Ao Mais Guimarães, a médica veterinária explica que “não há como não dizer que não” ao apelo, quando se tem “os meios para ajudar quem precisa”. A sua família, conta Ana Vidal Pinheiro, “não foi contra, mas também não foi favor”. “Não disseram para ir, questionaram se tinha a certeza e disseram que deveria cuidar de mim”, admite. “Mas o que é certo é que estando por casa, parada, sabendo que posso ajudar … já me conhecem.

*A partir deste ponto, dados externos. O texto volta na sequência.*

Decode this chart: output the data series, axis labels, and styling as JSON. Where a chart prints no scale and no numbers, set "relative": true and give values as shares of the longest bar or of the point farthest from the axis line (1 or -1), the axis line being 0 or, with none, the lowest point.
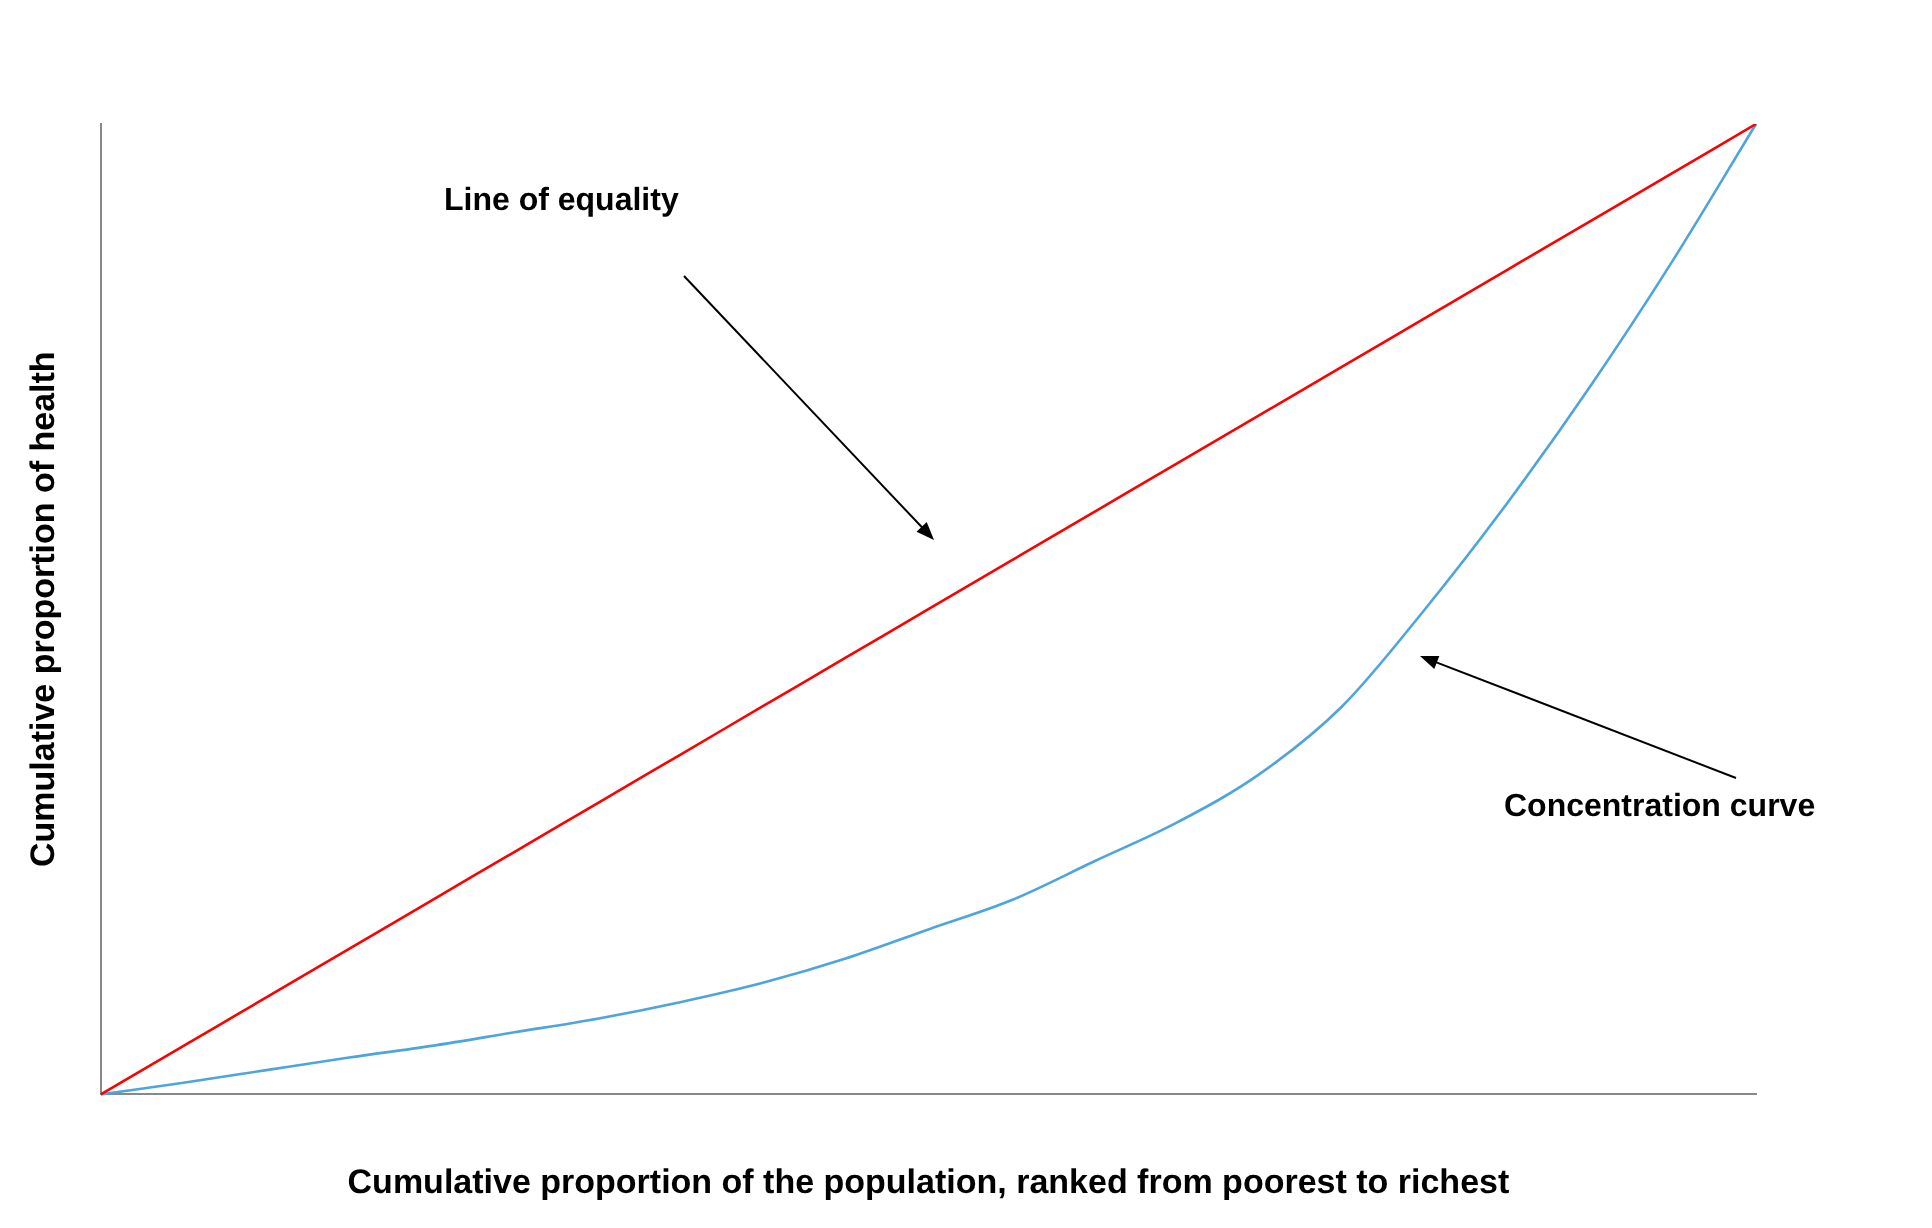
{
  "chart_data": {
    "type": "line",
    "relative": true,
    "xlabel": "Cumulative proportion of the population, ranked from poorest to richest",
    "ylabel": "Cumulative proportion of health",
    "categories": [
      null,
      null,
      null,
      null,
      null,
      null,
      null,
      null,
      null,
      null,
      null,
      null,
      null,
      null,
      null,
      null,
      null,
      null,
      null,
      null,
      null
    ],
    "series": [
      {
        "color": "#ff0000",
        "values": [
          0,
          0.05,
          0.1,
          0.15,
          0.2,
          0.25,
          0.3,
          0.35,
          0.4,
          0.45,
          0.5,
          0.55,
          0.6,
          0.65,
          0.7,
          0.75,
          0.8,
          0.85,
          0.9,
          0.95,
          1
        ]
      },
      {
        "color": "#4ea5dd",
        "values": [
          0,
          0.012,
          0.025,
          0.038,
          0.05,
          0.064,
          0.078,
          0.095,
          0.115,
          0.14,
          0.17,
          0.2,
          0.24,
          0.28,
          0.33,
          0.4,
          0.5,
          0.61,
          0.73,
          0.86,
          1
        ]
      }
    ],
    "annotations": [
      "Line of equality",
      "Concentration curve"
    ],
    "legend": false,
    "grid": false,
    "marker": "none",
    "line_style": "solid"
  }
}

Muito dificilmente não irei ajudar, só se adoecer”, garante.

Ana Vidal Pinheiro foi uma das 95 médicas veterinárias da zona norte a responder ao apelo, num total de 339 a nível nacional. Os próximos passos serão da responsabilidade da Ordem dos Médicos Veterinários e do Ministério de Saúde. “Pediram-nos para disponibilizar tanto a carga horária como a zona. Caso seja necessário, sairá a listagem dos meios para onde vamos ser destacados. Deixaram em aberto [a zona], mas obviamente que, pela proximidade, Guimarães será o meu foco de atuação”, aponta.

Numa altura em que “os meios são escassos, tanto a nível de equipamento, como de mãos”, Ana Vida Pinheiro considera que a Ordem dos Médicos Veterinários “tem feito um trabalho extraordinário, no sentido em que acha que a classe é capaz de ser uma mais valia”. “Ao fim e ao cabo, a parte técnica é a mesma, o que muda aqui é o paciente”, explica. Na verdade, parte da formação dos veterinários é comum à dos médicos de humanos e ambas as profissões usam muitas vezes as mesmas técnicas e equipamentos.

Em paralelo, está ainda a ser feito um outro levantamento dos ventiladores que estão em clínicas veterinárias e que podem também ser usadas em humanos, num equipamento que se sabe que é muito usado nos casos críticos de Covid-19 e que tem feito falta nos países até agora mais afetados pela doença. Segundo Ana Vidal Pinheiro, foram “bastantes” os médicos veterinários que disponibilizaram material que poderá ser necessário. “A maioria dos materiais que temos é comprado a produtores de humana. São completamente adaptáveis”, assegura.

Como profissional de saúde, Ana Vidal Pinheiro considera que “está a haver um ambiente de muito medo, um medo irracional”. “Temos e devemos ter cuidados, mas também manter a racionalidade. Com os mínimos podemos proteger-nos e não levar nada ao extremo”, assegura.

A vimaranense acrescenta que será importante referir “a necessidade de uma maior consciência ambiental”. “Se não pararmos a bem, paramos a mal. Nesta situação em específico não há culpados, mas sim responsáveis, todos nós. Devemos olhar para todas estas catástrofes como avisos da natureza que chegou a hora de mudar comportamentos, atitudes, consciências. Sejamos responsáveis por um bem maior que nós: a vida”, finaliza.